Many of these BBQ sellers are Uighurs from Xinjiang in far western China. They are Muslims, so no pork. China's BBQ culture comes from there, so it's an 'imported' thing, so to speak. This means people's idea of 'cooking' doesn't include the concept of 'barbecue' so nobody cooks out at home. There is no tradition of the backyard BBQ, having a few cold beers, and generally enjoying a pleasant afternoon while the food cooks. And here is where I get to the point of my longwinded exposition: it's a real struggle to barbecue here!
Everything you can think of is missing. Let's start: buy a grill. You're lucky if the store has a round Weber ripoff, otherwise it's the box grill. Let's buy meat: nope, the butcher counter is totally different from the American style. There are no racks of ribs wrapped and ready to go. Chinese like their ribs 'pai gu' style, which means chopped into one-inch segments. It's enough to make a grown man cry. Steaks? Nope. Hamburger meat? There is a ground pork that is used for dumpling filling, and if you're lucky you can get them to make you some with beef. What about accessories, rubs, marinades, that sort of thing? Nope. Balsamic vinegar? Lime juice? Liquid smoke? You name it, they don't have it. You can imagine how frustrating it must be to read websites like amazingribs.com and not be able to make any of the dishes due to lack of ingredients. Even things like egg sizes can screw up your recipes. If you like roast duck or goose you're in luck though. And their spectacular seafood setup looks like a miniature Aquarium and Marine Science Center.
I've struggled mightily against these challenges, finding a decent Weber knockoff cheap on Taobao (sold out the back door of the factory by one of their salesmen because it was rejected by the customer, I got it and the defect was a big scratch on the inside of the bowl, who cares), and cooking out as much as I can. I have made good ol' American hamburgers and rosemary and garlic chicken quarters. Also, just to show everyone what was up, I made American-style kebabs with big chunks of meat, cherry tomatoes, etc. But that's it! Only three different dishes. I'm trying to find pork ribs right now, and it's a real struggle. Country style vs. baby back? Don't make me laugh, I can't find any at all.
OK that was longer than I expected. I had a lot to get off my chest. I don't have anyone to talk with about BBQ, I'm the only one here who cares. The only other person I ever met here who cooked out was a Frenchman who made paella on his grill. Sometimes people don't even bother to show up for my cookouts. It's more difficult when there are no masters to learn from, nobody to bounce ideas off of, nobody to show you how it's done. I'm doing it all the hard way, in a situation where I fight just to get proper ingredients.
However, it's all worth it.

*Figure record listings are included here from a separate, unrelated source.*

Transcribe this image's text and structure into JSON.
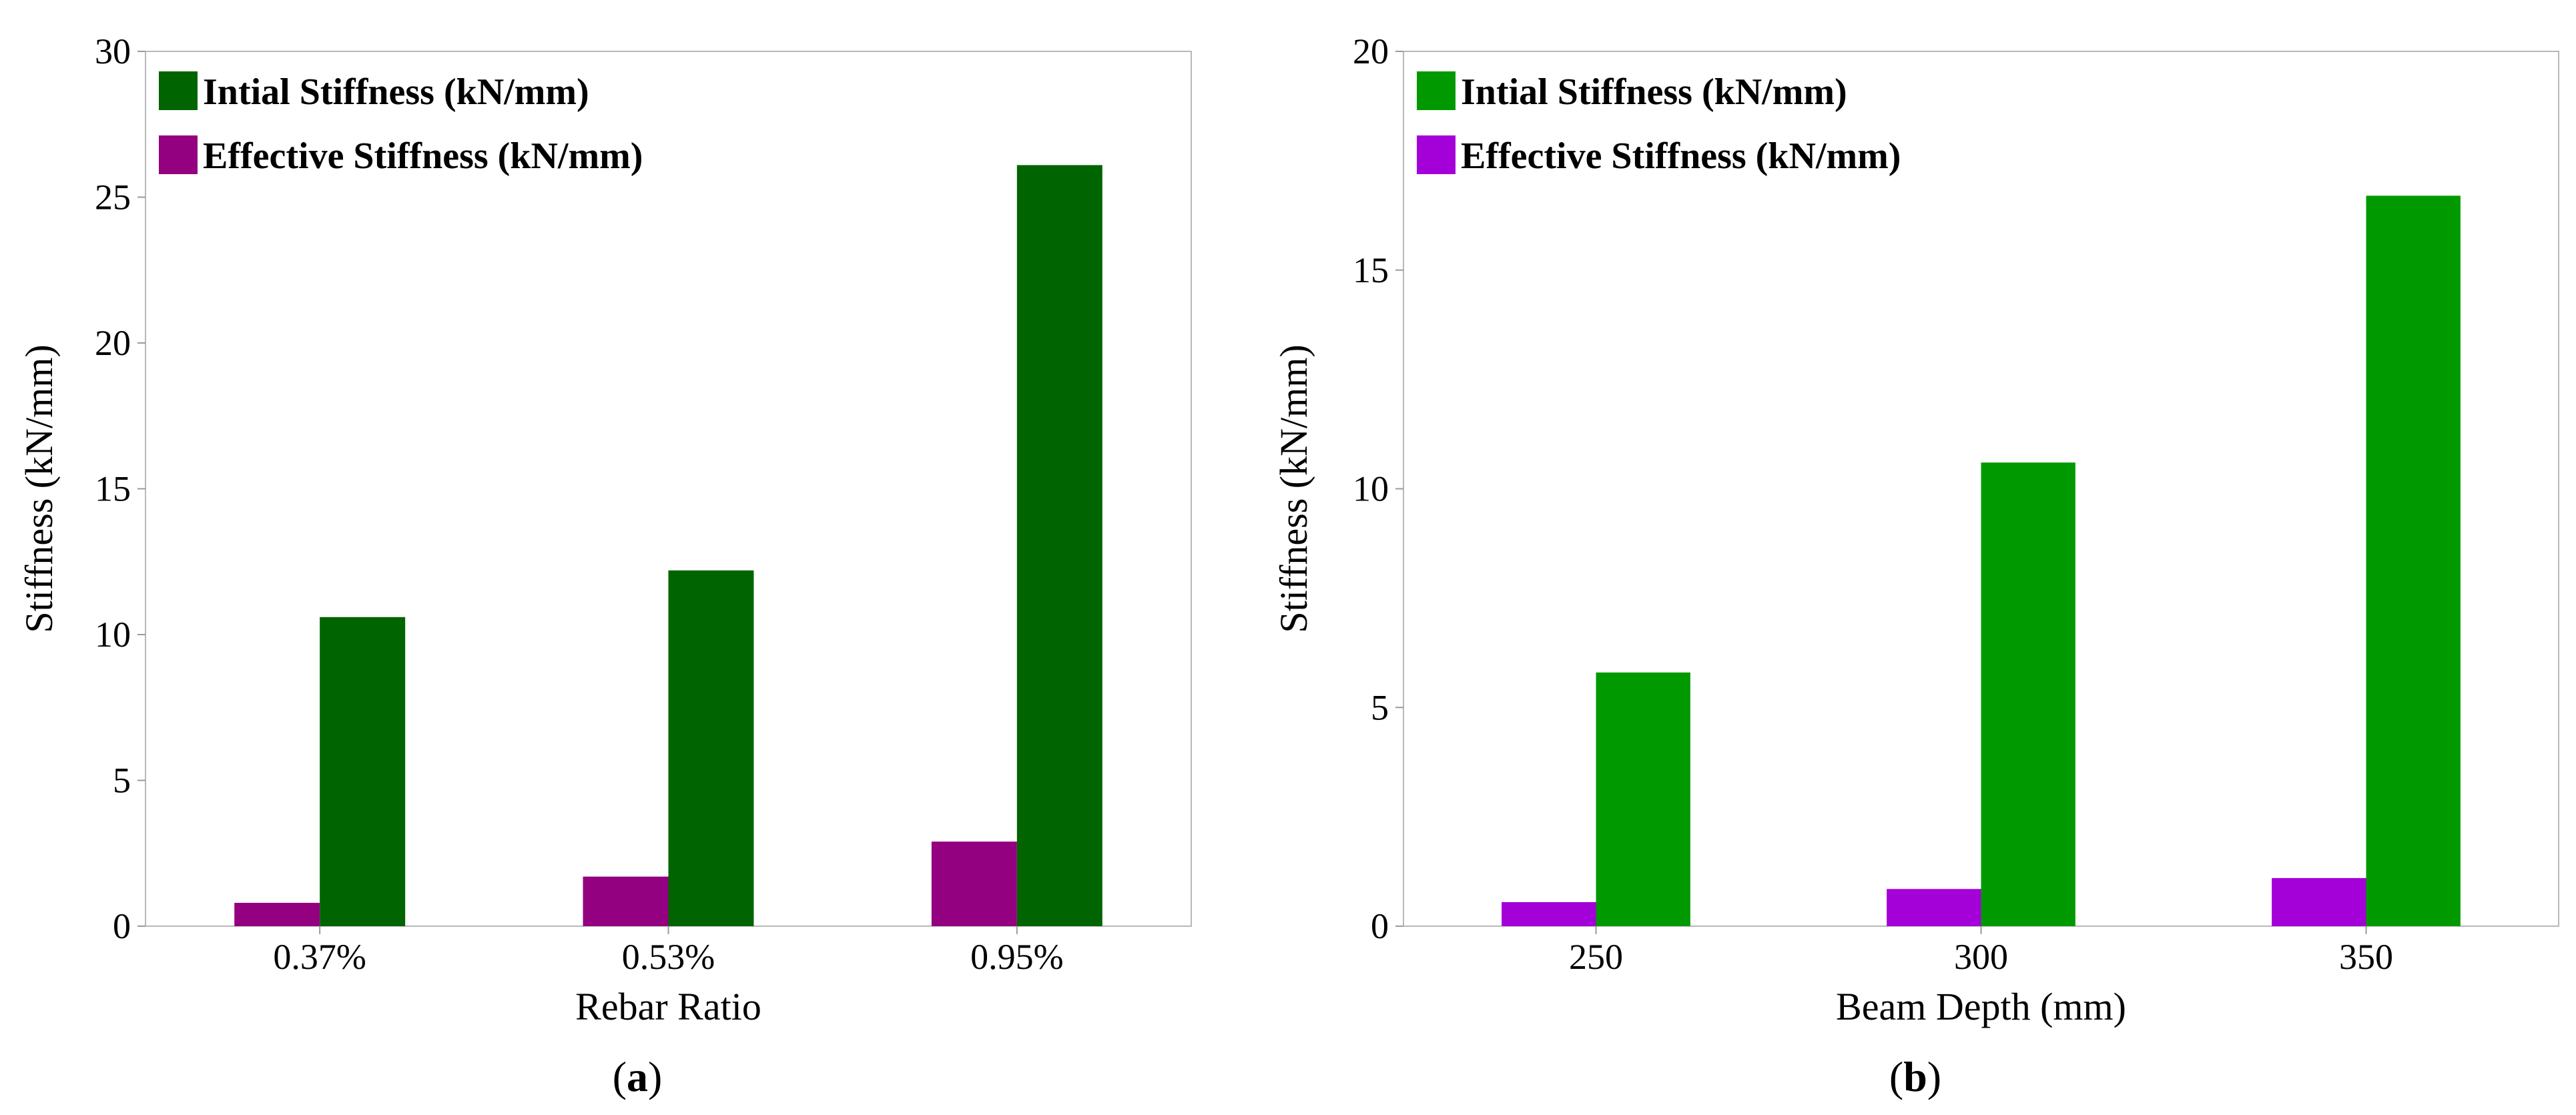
{
  "chart_data": [
    {
      "type": "bar",
      "panel_label": "a",
      "categories": [
        "0.37%",
        "0.53%",
        "0.95%"
      ],
      "series": [
        {
          "name": "Effective Stiffness (kN/mm)",
          "color": "#930080",
          "values": [
            0.8,
            1.7,
            2.9
          ]
        },
        {
          "name": "Intial Stiffness (kN/mm)",
          "color": "#006400",
          "values": [
            10.6,
            12.2,
            26.1
          ]
        }
      ],
      "legend_order": [
        1,
        0
      ],
      "xlabel": "Rebar Ratio",
      "ylabel": "Stiffness (kN/mm)",
      "ylim": [
        0,
        30
      ],
      "yticks": [
        0,
        5,
        10,
        15,
        20,
        25,
        30
      ],
      "grid": false,
      "legend_position": "top-left"
    },
    {
      "type": "bar",
      "panel_label": "b",
      "categories": [
        "250",
        "300",
        "350"
      ],
      "series": [
        {
          "name": "Effective Stiffness (kN/mm)",
          "color": "#A400D8",
          "values": [
            0.55,
            0.85,
            1.1
          ]
        },
        {
          "name": "Intial Stiffness (kN/mm)",
          "color": "#009A00",
          "values": [
            5.8,
            10.6,
            16.7
          ]
        }
      ],
      "legend_order": [
        1,
        0
      ],
      "xlabel": "Beam Depth (mm)",
      "ylabel": "Stiffness (kN/mm)",
      "ylim": [
        0,
        20
      ],
      "yticks": [
        0,
        5,
        10,
        15,
        20
      ],
      "grid": false,
      "legend_position": "top-left"
    }
  ]
}
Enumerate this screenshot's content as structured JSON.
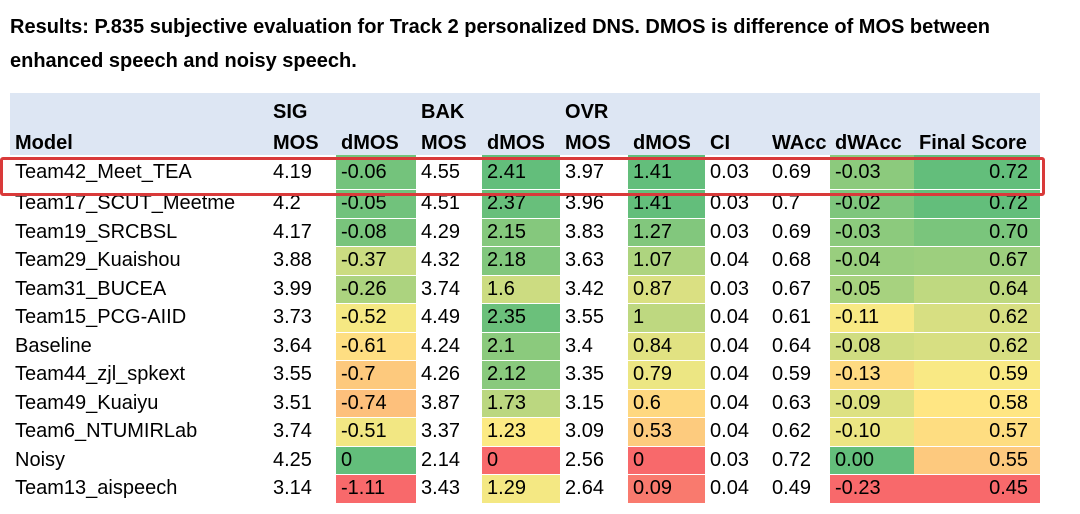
{
  "caption": "Results: P.835 subjective evaluation for Track 2 personalized DNS. DMOS is difference of MOS between enhanced speech and noisy speech.",
  "header": {
    "groups": [
      "SIG",
      "BAK",
      "OVR"
    ],
    "columns": [
      "Model",
      "MOS",
      "dMOS",
      "MOS",
      "dMOS",
      "MOS",
      "dMOS",
      "CI",
      "WAcc",
      "dWAcc",
      "Final Score"
    ]
  },
  "highlighted_row": 0,
  "colors": {
    "highlight_border": "#d93a3a",
    "header_bg": "#dde6f3"
  },
  "rows": [
    {
      "model": "Team42_Meet_TEA",
      "sig_mos": "4.19",
      "sig_dmos": "-0.06",
      "bak_mos": "4.55",
      "bak_dmos": "2.41",
      "ovr_mos": "3.97",
      "ovr_dmos": "1.41",
      "ci": "0.03",
      "wacc": "0.69",
      "dwacc": "-0.03",
      "final": "0.72"
    },
    {
      "model": "Team17_SCUT_Meetme",
      "sig_mos": "4.2",
      "sig_dmos": "-0.05",
      "bak_mos": "4.51",
      "bak_dmos": "2.37",
      "ovr_mos": "3.96",
      "ovr_dmos": "1.41",
      "ci": "0.03",
      "wacc": "0.7",
      "dwacc": "-0.02",
      "final": "0.72"
    },
    {
      "model": "Team19_SRCBSL",
      "sig_mos": "4.17",
      "sig_dmos": "-0.08",
      "bak_mos": "4.29",
      "bak_dmos": "2.15",
      "ovr_mos": "3.83",
      "ovr_dmos": "1.27",
      "ci": "0.03",
      "wacc": "0.69",
      "dwacc": "-0.03",
      "final": "0.70"
    },
    {
      "model": "Team29_Kuaishou",
      "sig_mos": "3.88",
      "sig_dmos": "-0.37",
      "bak_mos": "4.32",
      "bak_dmos": "2.18",
      "ovr_mos": "3.63",
      "ovr_dmos": "1.07",
      "ci": "0.04",
      "wacc": "0.68",
      "dwacc": "-0.04",
      "final": "0.67"
    },
    {
      "model": "Team31_BUCEA",
      "sig_mos": "3.99",
      "sig_dmos": "-0.26",
      "bak_mos": "3.74",
      "bak_dmos": "1.6",
      "ovr_mos": "3.42",
      "ovr_dmos": "0.87",
      "ci": "0.03",
      "wacc": "0.67",
      "dwacc": "-0.05",
      "final": "0.64"
    },
    {
      "model": "Team15_PCG-AIID",
      "sig_mos": "3.73",
      "sig_dmos": "-0.52",
      "bak_mos": "4.49",
      "bak_dmos": "2.35",
      "ovr_mos": "3.55",
      "ovr_dmos": "1",
      "ci": "0.04",
      "wacc": "0.61",
      "dwacc": "-0.11",
      "final": "0.62"
    },
    {
      "model": "Baseline",
      "sig_mos": "3.64",
      "sig_dmos": "-0.61",
      "bak_mos": "4.24",
      "bak_dmos": "2.1",
      "ovr_mos": "3.4",
      "ovr_dmos": "0.84",
      "ci": "0.04",
      "wacc": "0.64",
      "dwacc": "-0.08",
      "final": "0.62"
    },
    {
      "model": "Team44_zjl_spkext",
      "sig_mos": "3.55",
      "sig_dmos": "-0.7",
      "bak_mos": "4.26",
      "bak_dmos": "2.12",
      "ovr_mos": "3.35",
      "ovr_dmos": "0.79",
      "ci": "0.04",
      "wacc": "0.59",
      "dwacc": "-0.13",
      "final": "0.59"
    },
    {
      "model": "Team49_Kuaiyu",
      "sig_mos": "3.51",
      "sig_dmos": "-0.74",
      "bak_mos": "3.87",
      "bak_dmos": "1.73",
      "ovr_mos": "3.15",
      "ovr_dmos": "0.6",
      "ci": "0.04",
      "wacc": "0.63",
      "dwacc": "-0.09",
      "final": "0.58"
    },
    {
      "model": "Team6_NTUMIRLab",
      "sig_mos": "3.74",
      "sig_dmos": "-0.51",
      "bak_mos": "3.37",
      "bak_dmos": "1.23",
      "ovr_mos": "3.09",
      "ovr_dmos": "0.53",
      "ci": "0.04",
      "wacc": "0.62",
      "dwacc": "-0.10",
      "final": "0.57"
    },
    {
      "model": "Noisy",
      "sig_mos": "4.25",
      "sig_dmos": "0",
      "bak_mos": "2.14",
      "bak_dmos": "0",
      "ovr_mos": "2.56",
      "ovr_dmos": "0",
      "ci": "0.03",
      "wacc": "0.72",
      "dwacc": "0.00",
      "final": "0.55"
    },
    {
      "model": "Team13_aispeech",
      "sig_mos": "3.14",
      "sig_dmos": "-1.11",
      "bak_mos": "3.43",
      "bak_dmos": "1.29",
      "ovr_mos": "2.64",
      "ovr_dmos": "0.09",
      "ci": "0.04",
      "wacc": "0.49",
      "dwacc": "-0.23",
      "final": "0.45"
    }
  ]
}
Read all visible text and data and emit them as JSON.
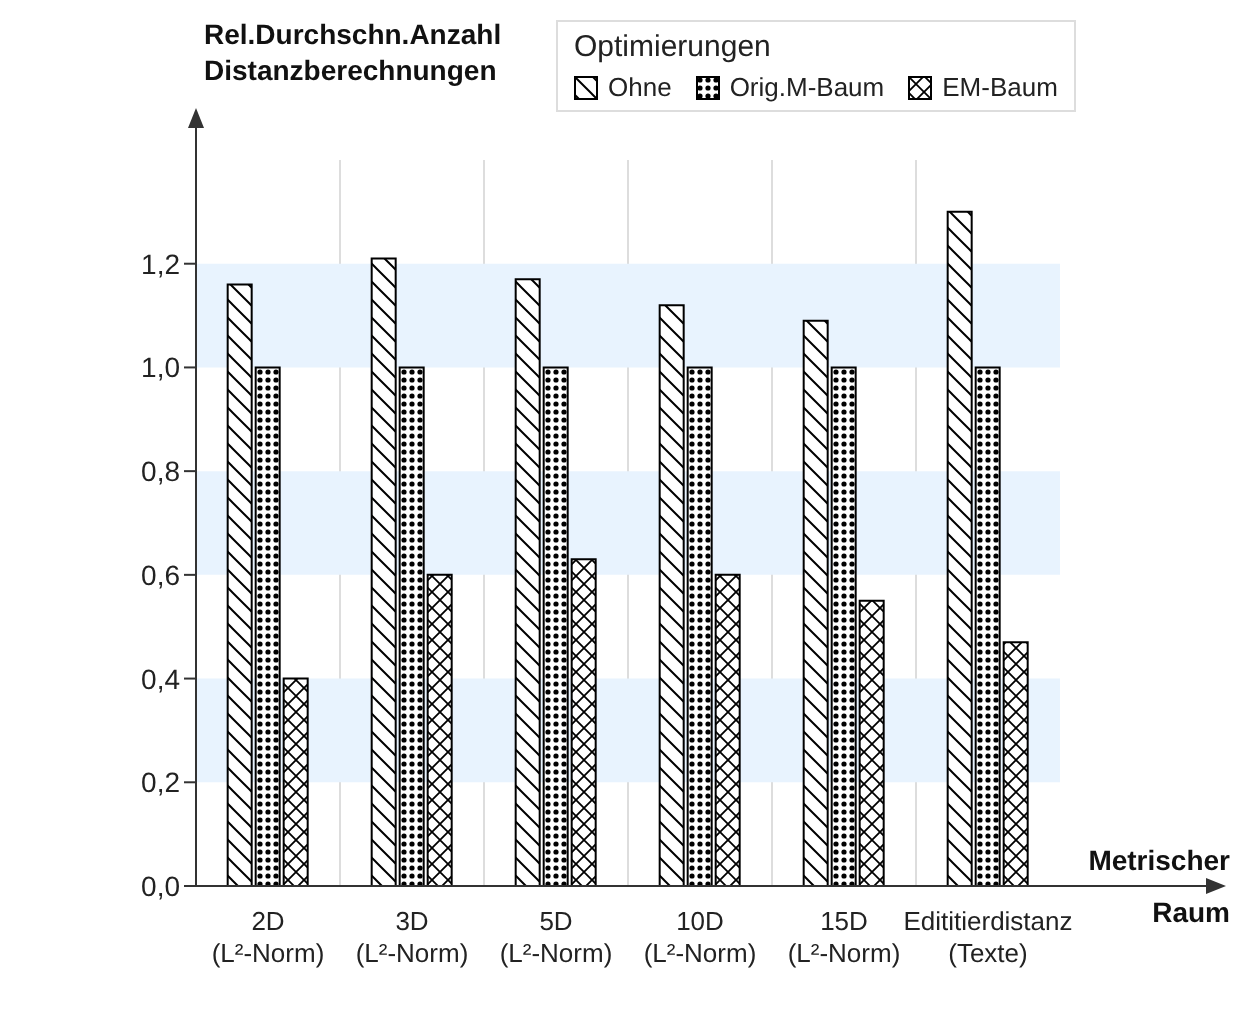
{
  "chart_data": {
    "type": "bar",
    "ylabel": "Rel.Durchschn.Anzahl\nDistanzberechnungen",
    "xlabel": "Metrischer\nRaum",
    "legend_title": "Optimierungen",
    "categories": [
      "2D\n(L²-Norm)",
      "3D\n(L²-Norm)",
      "5D\n(L²-Norm)",
      "10D\n(L²-Norm)",
      "15D\n(L²-Norm)",
      "Edititierdistanz\n(Texte)"
    ],
    "series": [
      {
        "name": "Ohne",
        "color": "#000000",
        "values": [
          1.16,
          1.21,
          1.17,
          1.12,
          1.09,
          1.3
        ]
      },
      {
        "name": "Orig.M-Baum",
        "color": "#000000",
        "values": [
          1.0,
          1.0,
          1.0,
          1.0,
          1.0,
          1.0
        ]
      },
      {
        "name": "EM-Baum",
        "color": "#000000",
        "values": [
          0.4,
          0.6,
          0.63,
          0.6,
          0.55,
          0.47
        ]
      }
    ],
    "ylim": [
      0,
      1.4
    ],
    "yticks": [
      {
        "value": 0,
        "label": "0,0"
      },
      {
        "value": 0.2,
        "label": "0,2"
      },
      {
        "value": 0.4,
        "label": "0,4"
      },
      {
        "value": 0.6,
        "label": "0,6"
      },
      {
        "value": 0.8,
        "label": "0,8"
      },
      {
        "value": 1.0,
        "label": "1,0"
      },
      {
        "value": 1.2,
        "label": "1,2"
      }
    ],
    "bands": [
      {
        "axis": "y",
        "from": 0.2,
        "to": 0.4,
        "color": "#e8f3fe"
      },
      {
        "axis": "y",
        "from": 0.6,
        "to": 0.8,
        "color": "#e8f3fe"
      },
      {
        "axis": "y",
        "from": 1.0,
        "to": 1.2,
        "color": "#e8f3fe"
      }
    ],
    "grid": "x",
    "legend": "top"
  }
}
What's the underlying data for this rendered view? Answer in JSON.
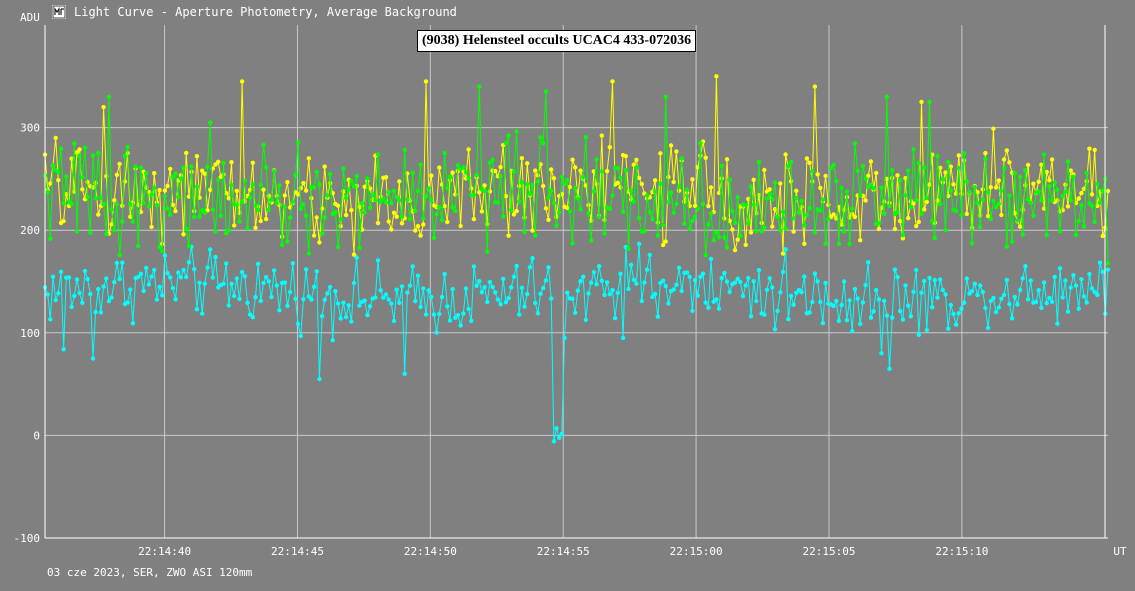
{
  "window": {
    "title": "Light Curve - Aperture Photometry, Average Background",
    "icon": "light-curve-icon"
  },
  "colors": {
    "background": "#808080",
    "grid": "#c8c8c8",
    "axis": "#ffffff",
    "series_yellow": "#ffff00",
    "series_green": "#00ff00",
    "series_cyan": "#00ffff"
  },
  "footer": "03 cze 2023, SER, ZWO ASI 120mm",
  "chart_data": {
    "type": "line",
    "title": "(9038) Helensteel occults UCAC4 433-072036",
    "ylabel": "ADU",
    "xlabel": "UT",
    "ylim": [
      -100,
      400
    ],
    "xlim": [
      35.5,
      75.5
    ],
    "yticks": [
      -100,
      0,
      100,
      200,
      300
    ],
    "xticks": [
      {
        "value": 40,
        "label": "22:14:40"
      },
      {
        "value": 45,
        "label": "22:14:45"
      },
      {
        "value": 50,
        "label": "22:14:50"
      },
      {
        "value": 55,
        "label": "22:14:55"
      },
      {
        "value": 60,
        "label": "22:15:00"
      },
      {
        "value": 65,
        "label": "22:15:05"
      },
      {
        "value": 70,
        "label": "22:15:10"
      }
    ],
    "grid": true,
    "x_units": "seconds after 22:14:00 UT",
    "sample_count": 400,
    "series": [
      {
        "color": "#00ffff",
        "mean": 140,
        "spread": 20,
        "outliers": [
          [
            0.7,
            84
          ],
          [
            1.8,
            75
          ],
          [
            10.3,
            55
          ],
          [
            13.5,
            60
          ],
          [
            19.5,
            95
          ],
          [
            21.8,
            95
          ],
          [
            31.8,
            65
          ],
          [
            31.5,
            80
          ]
        ],
        "dip": {
          "start": 54.6,
          "end": 55.0,
          "value": 0
        }
      },
      {
        "color": "#ffff00",
        "mean": 235,
        "spread": 28,
        "outliers": [
          [
            2.2,
            320
          ],
          [
            7.4,
            345
          ],
          [
            14.3,
            345
          ],
          [
            21.4,
            345
          ],
          [
            25.3,
            350
          ],
          [
            29.0,
            340
          ],
          [
            33.0,
            325
          ]
        ]
      },
      {
        "color": "#00ff00",
        "mean": 232,
        "spread": 30,
        "outliers": [
          [
            2.4,
            330
          ],
          [
            6.2,
            305
          ],
          [
            16.3,
            340
          ],
          [
            18.8,
            335
          ],
          [
            23.4,
            330
          ],
          [
            31.7,
            330
          ],
          [
            33.3,
            325
          ]
        ]
      }
    ]
  }
}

I find it rewarding to throw my BBQ parties here. It is especially fun to introduce my Chinese friends to American style cookouts, both for the food and the afternoon spent outdoors. They've never had anything like my cooking, and if you know anything about mainland Chinese you know they don't like anything that's not Chinese food. But they love my cookouts, and it's nice to convince them that foreigners might know something about cooking after all. There are also all the other-country foreigners from Sweden, Germany, England, various African and Middle East countries, the whole world really, and it's always a blast to give them something they've never had before. Although the guy from Tunisia thought my kebabs were really weird!